Sound advice - blog

Tales from the homeworld

My current feeds

Sat, 2005-Mar-05

A RESTful subscription specification

Further to my previous entry on the subject, this blog entry documents a first cut at how I would update rfc2616 to support restful subscription. This is a quick hack update, and not a thorough workthrough of the original document.

The summary:

The detail:

  1. Add SUBSCRIBE and UNSUBSCRIBE methods to section 5.1.1
  2. Add SUBSCRIBE and UNSUBSCRIBE methods to the list of "Safe Methods" in 9.1.1
  3. Add section "9.10 SUBSCRIBE" with the following text:

    The SUBSCRIBE method means retrieve and subscribe to whatever information (in the form of an entity) is identified by the Request-URI. If the Request-URI refers to a data-producing process, it is the produced data which shall be returned as the entity in the response and not the source text of the process, unless that text happens to be the output of the process.

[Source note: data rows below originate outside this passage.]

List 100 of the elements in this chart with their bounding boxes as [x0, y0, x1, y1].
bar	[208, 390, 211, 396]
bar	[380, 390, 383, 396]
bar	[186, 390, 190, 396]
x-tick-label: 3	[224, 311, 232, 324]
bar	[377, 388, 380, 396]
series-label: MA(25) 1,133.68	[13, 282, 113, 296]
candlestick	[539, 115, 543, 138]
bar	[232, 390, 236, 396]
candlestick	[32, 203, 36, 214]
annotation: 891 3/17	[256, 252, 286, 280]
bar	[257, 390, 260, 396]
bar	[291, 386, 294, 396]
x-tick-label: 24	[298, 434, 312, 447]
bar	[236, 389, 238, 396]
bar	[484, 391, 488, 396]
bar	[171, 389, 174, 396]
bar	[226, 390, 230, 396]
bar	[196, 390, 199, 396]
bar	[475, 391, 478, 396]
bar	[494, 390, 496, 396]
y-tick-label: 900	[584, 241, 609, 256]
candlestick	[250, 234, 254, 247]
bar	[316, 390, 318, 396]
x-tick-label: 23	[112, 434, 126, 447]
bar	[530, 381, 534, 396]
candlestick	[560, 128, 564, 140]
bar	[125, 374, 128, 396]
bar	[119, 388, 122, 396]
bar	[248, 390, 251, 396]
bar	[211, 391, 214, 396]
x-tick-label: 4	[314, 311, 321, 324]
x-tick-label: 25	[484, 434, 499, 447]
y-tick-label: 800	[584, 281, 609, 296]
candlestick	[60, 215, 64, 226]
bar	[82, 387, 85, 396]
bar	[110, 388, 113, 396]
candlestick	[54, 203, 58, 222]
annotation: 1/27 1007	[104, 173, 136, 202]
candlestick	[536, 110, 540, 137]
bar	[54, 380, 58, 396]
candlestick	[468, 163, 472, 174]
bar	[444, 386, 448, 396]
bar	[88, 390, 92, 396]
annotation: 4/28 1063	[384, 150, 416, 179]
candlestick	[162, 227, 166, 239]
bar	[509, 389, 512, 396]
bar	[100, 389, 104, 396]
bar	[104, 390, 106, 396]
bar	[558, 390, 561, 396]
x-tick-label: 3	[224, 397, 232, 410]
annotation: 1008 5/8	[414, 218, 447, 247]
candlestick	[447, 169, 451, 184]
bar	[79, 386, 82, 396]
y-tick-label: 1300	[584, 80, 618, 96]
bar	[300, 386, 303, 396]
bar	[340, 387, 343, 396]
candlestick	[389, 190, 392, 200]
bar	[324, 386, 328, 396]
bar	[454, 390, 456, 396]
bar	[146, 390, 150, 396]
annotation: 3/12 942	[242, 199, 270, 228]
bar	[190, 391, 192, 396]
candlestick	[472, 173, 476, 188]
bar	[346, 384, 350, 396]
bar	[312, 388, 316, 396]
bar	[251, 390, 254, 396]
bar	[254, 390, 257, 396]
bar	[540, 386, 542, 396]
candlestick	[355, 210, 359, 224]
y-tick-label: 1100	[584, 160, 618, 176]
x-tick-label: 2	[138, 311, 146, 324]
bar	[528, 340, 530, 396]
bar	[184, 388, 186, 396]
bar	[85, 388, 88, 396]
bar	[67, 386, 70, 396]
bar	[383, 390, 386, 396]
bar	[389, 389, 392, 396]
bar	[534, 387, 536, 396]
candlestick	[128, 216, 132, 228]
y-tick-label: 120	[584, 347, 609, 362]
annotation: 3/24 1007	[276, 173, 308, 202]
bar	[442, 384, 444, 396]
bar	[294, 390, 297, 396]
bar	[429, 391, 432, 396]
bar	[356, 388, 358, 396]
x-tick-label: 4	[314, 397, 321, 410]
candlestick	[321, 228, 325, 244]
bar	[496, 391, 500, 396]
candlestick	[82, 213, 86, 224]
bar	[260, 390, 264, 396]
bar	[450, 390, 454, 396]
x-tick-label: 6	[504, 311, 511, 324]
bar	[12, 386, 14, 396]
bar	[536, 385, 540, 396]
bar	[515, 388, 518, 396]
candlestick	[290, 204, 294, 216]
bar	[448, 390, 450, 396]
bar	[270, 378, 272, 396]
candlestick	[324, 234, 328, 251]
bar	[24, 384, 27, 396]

    A response to SUBSCRIBE SHOULD match the semantics of GET. In addition to the GET semantics, a successful subscription MUST establish a valid subscription. The subscription remains valid until an UNSUBSCRIBE request matching the successful SUBSCRIBE url is successfully made, until the server returns a 103 (SUBSCRIBE cancelled) response, or until the connection is terminated. A server with a VALID subscription SHOULD return changes using a 102 (SUBSCRIBE update) response to URL content immediately, but may delay responses according to flow control or server-side decisions about priority of subscription updates as compared to regular response messages. Whenever a 102 (SUBSCRIBE update) response is returned it SHOULD represent the most recent URL data state. Data MAY be returned as a difference between the current and previously-returned URL state if client and server can agree to do this out of band. A Updates-Missed header MAY be returned to indicate the number of undelivered subscription updates.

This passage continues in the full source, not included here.